One of the potential long-term solutions to solving complex optimization problems is to use quantum computers, an emerging technology that experts believe will be able to find answers to some problems much faster than supercomputers.
But building quantum computing technology is only one of the challenges.
"There's also this other question of: Here's a quantum computer - how do I actually program this thing- How do I use it" Magann said.
Better solutions needed for large-scale applications
Researchers around the world are actively developing algorithms for large-scale optimizations on future technologies, with the hope that these programs could help industries manage limited resources more effectively and pivot operations more quickly in the face of rapid changes to the labor market, supplies of raw materials or other logistics.
Mohan Sarovar, the principal investigator on the project, said, "It's very difficult to come up with quantum algorithms. One of the big reasons for this, apart from quantum computing being very unintuitive, is that we have very few general frameworks for developing quantum algorithms."
A leading idea for programming quantum optimization algorithms has involved coupling quantum computers and conventional ones to solve a problem together, called the variational approach.
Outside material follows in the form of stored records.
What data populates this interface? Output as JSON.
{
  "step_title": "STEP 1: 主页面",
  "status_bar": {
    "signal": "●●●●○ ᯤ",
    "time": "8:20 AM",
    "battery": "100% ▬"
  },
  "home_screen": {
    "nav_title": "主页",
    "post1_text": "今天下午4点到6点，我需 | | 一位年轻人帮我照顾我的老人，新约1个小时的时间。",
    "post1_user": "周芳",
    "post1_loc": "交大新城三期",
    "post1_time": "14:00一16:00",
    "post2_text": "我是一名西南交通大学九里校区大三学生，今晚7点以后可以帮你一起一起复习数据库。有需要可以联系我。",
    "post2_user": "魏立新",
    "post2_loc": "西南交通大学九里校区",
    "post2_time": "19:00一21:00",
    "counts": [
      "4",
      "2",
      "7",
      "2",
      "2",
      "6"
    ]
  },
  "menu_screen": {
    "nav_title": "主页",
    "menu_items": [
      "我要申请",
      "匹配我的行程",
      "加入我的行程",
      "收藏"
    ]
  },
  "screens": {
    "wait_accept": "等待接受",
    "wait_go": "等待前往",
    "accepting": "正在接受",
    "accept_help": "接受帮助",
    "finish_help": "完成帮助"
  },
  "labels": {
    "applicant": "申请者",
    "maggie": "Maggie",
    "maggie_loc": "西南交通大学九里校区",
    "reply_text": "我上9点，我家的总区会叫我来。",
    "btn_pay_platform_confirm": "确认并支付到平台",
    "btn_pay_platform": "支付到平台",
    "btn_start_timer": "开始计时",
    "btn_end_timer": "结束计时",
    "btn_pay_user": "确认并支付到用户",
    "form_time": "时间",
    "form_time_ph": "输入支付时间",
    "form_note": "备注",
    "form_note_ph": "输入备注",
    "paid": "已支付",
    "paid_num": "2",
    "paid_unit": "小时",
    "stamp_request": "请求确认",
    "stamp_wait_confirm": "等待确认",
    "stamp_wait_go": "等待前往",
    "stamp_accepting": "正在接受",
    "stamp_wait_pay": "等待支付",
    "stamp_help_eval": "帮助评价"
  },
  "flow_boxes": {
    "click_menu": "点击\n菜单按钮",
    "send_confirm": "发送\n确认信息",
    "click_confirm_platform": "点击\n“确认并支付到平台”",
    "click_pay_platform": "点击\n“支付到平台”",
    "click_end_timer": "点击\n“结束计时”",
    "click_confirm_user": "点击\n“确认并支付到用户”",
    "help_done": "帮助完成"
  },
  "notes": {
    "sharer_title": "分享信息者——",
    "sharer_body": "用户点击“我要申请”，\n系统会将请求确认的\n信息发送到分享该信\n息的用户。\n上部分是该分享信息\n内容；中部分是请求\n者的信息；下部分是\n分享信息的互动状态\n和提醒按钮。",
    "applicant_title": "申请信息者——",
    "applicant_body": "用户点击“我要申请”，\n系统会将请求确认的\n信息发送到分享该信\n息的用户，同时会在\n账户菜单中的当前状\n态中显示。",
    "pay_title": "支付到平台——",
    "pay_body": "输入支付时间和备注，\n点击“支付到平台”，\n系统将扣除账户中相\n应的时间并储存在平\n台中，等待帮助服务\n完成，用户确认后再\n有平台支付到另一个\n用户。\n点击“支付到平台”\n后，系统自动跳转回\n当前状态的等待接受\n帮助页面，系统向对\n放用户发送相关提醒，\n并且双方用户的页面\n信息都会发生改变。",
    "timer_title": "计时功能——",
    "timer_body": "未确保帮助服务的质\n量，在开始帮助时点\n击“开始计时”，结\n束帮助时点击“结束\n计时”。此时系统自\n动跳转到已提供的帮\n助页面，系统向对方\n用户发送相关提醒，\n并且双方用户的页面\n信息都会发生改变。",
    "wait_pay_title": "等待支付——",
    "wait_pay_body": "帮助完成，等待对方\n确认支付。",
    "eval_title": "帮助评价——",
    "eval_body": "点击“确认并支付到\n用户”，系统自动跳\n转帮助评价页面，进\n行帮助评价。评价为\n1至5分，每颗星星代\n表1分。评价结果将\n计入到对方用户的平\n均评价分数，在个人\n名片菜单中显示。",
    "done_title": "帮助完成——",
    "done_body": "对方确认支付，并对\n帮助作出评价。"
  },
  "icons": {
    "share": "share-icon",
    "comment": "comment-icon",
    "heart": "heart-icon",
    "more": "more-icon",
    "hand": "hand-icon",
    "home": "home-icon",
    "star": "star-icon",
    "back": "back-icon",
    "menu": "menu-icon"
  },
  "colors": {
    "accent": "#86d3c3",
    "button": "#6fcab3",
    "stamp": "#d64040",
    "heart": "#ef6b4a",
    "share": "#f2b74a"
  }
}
The conventional computer performs an optimization of control settings that dictate the behavior of the quantum computer.
One issue with this approach is that its impact is constrained by the ability of the conventional computer to solve optimization problems with a large number of parameters.
Sandia scientist Kenneth Rudinger, who also worked on the project, said the variational approach might not be practical when quantum computers finally become capable of living up to their promise.
"We have good reason to believe that the size of the kinds of problems you would want to solve is too large for the variational approach; at that scale it becomes essentially impossible for the conventional computer to find good settings for the quantum device," he said.
New framework to solve intricate problems
The Sandia team succeeded in greatly reducing the role of classical computing. With the new framework, called FALQON - short for Feedback-based Algorithm for Quantum Optimization - the classical computer does not do any optimization. It only needs the computational power of a calculator, letting the quantum computer do all the heavy lifting and theoretically allowing it to work on much more complicated problems, like how to efficiently reroute a shipping fleet when a major port suddenly closes.
A framework, in this case, means a structure for how to write an algorithm. Sandia's core concept is for a quantum computer to repeatedly adapt its structure as it moves through a calculation. Layers of quantum computing gates, the building blocks of quantum algorithms, are determined by measurements of the output of previous layers through a feedback process.
"After I run the first layer of the algorithm, I measure the qubits and get some information from them," Magann said. "I feed that information back to my algorithm and use that to define the second layer. I then run the second layer, measure the qubits again, feed that information back for the third layer, and so on and so forth."
Sarovar said, "It defines another class of quantum algorithms that operate through feedback."
Until quantum computers become more powerful, the framework is largely a theoretical tool that can only be tested on problems classical computers can already solve. However, the team believes the framework shows great potential for formulating useful algorithms for the medium-to-large-scale quantum computers of the future. They are eager to see if it can help develop quantum computing algorithms to solve problems in chemistry, physics and machine learning.